Literary icon, Elechi Amadi, dies
Popular novelist and playwright Dr. Elechi Amadi, best known for his work, The Concubine, is dead at the age of 82.
Amadi who died in Port Harcourt after a protracted illness occasioned by multiple organ failure.
A source close to the family told The Guardian that the arrangement had been concluded the Rivers State government to fly him overseas for medical treatment, but that his ill deteriorated between Monday and yesterday when he passed on in a private clinic in the New Government Reservation Area of Port Harcourt.
The renowned author was born in Aluu community in Ikwerre Local Government Area of Rivers state on 12 May 1933 to Daniel Wonuchuku and Enwere (Weke) Amadi. He married Dorah Nwonne Ohale (a midwife), 1957 and they had children.
He studied at the Government College in Umuahia, and like other major Nigerian writers, he was educated at the University College of Ibadan where he obtained a degree in physics and mathematics.
At the University of Ibadan, he contributed to the legendary English Department and the student magazine The Horn , which encouraged a number of aspiring writers, including Wole Soyinka, Christopher Okigbo , John Pepper Clark among others.
In 1957 he married Dorah Ohale; they had eight children. He served in the Nigerian army between 1963-66, as a captain, and rejoined the military in 1968 and served with Marine Commandos during the Civil War.
He worked as government assistant, Calabar, Nigeria, 1953-55; surveyor in Enugu, Nigeria, 1959-60; science teacher in Oba and Ahoada, 1960-63; Asa Grammar School, headmaster, 1966-67; author, 1966-85; administrative office, Port Harcourt, government divisional officer, Ahoada, 1968-69, various other offices held from 1969-90, including commissioner of lands and housing, 1989-90; Rivers State College of Education, various positions.
In 1973 he wrote Sunset in Biafra, his only work of nonfiction, recounts his experiences as a soldier and civilian during the Biafran conflict.
Amadi is best known for his historical trilogy about traditional life in rural Nigeria: The Concubine (1966), The Great Ponds (1969), and The Slave (1978).
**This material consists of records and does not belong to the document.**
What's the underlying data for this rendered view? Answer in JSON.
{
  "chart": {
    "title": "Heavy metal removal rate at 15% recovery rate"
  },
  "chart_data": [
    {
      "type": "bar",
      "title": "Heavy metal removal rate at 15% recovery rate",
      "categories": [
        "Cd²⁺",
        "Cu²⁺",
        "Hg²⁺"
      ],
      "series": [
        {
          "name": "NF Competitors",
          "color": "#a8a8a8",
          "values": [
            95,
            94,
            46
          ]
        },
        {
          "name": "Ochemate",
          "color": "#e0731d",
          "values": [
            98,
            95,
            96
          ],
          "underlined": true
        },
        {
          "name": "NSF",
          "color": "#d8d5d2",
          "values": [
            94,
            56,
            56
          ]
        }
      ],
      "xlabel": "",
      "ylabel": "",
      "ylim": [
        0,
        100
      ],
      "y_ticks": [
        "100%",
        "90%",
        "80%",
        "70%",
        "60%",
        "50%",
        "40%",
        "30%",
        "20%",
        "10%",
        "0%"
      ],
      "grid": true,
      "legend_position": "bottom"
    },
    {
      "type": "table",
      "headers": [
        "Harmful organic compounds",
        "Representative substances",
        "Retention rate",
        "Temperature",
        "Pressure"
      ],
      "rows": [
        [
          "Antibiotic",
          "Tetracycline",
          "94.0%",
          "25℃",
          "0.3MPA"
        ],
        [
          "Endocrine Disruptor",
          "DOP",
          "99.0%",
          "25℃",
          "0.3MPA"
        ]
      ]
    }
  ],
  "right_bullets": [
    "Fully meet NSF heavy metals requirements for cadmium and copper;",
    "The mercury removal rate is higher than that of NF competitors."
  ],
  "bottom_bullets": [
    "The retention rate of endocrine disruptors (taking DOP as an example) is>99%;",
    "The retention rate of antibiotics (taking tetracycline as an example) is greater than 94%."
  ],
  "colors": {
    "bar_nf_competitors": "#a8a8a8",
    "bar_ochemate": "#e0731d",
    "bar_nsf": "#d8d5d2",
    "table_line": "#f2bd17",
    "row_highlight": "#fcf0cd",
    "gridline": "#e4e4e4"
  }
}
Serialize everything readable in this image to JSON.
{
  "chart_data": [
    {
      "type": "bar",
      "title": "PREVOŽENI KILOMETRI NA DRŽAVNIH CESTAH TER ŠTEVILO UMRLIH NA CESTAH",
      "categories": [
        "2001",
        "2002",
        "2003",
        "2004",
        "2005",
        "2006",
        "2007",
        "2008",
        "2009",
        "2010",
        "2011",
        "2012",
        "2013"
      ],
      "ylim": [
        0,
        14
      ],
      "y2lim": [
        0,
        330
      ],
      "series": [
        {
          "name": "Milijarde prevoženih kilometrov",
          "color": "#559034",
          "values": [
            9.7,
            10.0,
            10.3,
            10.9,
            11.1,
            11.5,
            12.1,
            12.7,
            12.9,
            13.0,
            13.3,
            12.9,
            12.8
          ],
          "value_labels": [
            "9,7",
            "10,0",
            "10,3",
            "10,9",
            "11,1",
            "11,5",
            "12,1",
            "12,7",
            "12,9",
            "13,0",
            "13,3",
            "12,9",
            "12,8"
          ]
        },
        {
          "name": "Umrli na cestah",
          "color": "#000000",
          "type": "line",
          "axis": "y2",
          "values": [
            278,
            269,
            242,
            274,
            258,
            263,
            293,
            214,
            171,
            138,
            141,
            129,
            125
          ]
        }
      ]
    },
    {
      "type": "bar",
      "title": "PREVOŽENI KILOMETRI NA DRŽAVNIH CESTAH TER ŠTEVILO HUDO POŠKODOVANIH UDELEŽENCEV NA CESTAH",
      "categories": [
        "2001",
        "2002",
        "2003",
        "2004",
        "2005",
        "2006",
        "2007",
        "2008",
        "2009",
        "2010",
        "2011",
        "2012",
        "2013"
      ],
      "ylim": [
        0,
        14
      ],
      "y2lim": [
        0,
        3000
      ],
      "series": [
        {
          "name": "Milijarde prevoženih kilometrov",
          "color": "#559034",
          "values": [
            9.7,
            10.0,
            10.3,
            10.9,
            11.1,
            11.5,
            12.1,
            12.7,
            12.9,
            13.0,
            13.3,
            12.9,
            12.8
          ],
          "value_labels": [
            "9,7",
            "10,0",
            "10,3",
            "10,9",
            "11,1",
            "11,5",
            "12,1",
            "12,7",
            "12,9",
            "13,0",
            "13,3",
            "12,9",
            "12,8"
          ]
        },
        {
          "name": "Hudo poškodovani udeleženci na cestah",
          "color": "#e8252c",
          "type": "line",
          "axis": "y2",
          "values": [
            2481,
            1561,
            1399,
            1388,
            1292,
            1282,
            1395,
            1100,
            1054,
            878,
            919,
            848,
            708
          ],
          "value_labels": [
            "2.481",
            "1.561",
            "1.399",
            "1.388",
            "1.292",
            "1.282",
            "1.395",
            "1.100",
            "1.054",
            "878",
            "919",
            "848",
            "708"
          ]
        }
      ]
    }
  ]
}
These novels concern human destiny and the extent to which it can be changed; the relationship between people and their gods is the central issue explored.
He published Isiburu in 1973, about a champion wrestler who is ultimately defeated by the supernatural power of his enemy. Among his other works is Pepper Soup and the Road to Ibadan .
The Director-General, Nigerian Maritime Administration & Safety Agency NIMASA, Dr. Dakuku Adol Peterside has described Captain Elechi Amadi as a patriot and literary icon who lived a good life.
“Today we mourn the passage of a globally acknowledged literary icon and role model who lived an exemplary life. Captain Elechi Amadi, certainly was a man of many parts who touched lives in many ways. And he will be remembered for good by many people who met him physically or through his books. He was a well known author, publisher, soldier and statesman who was concerned about a better society“ he added.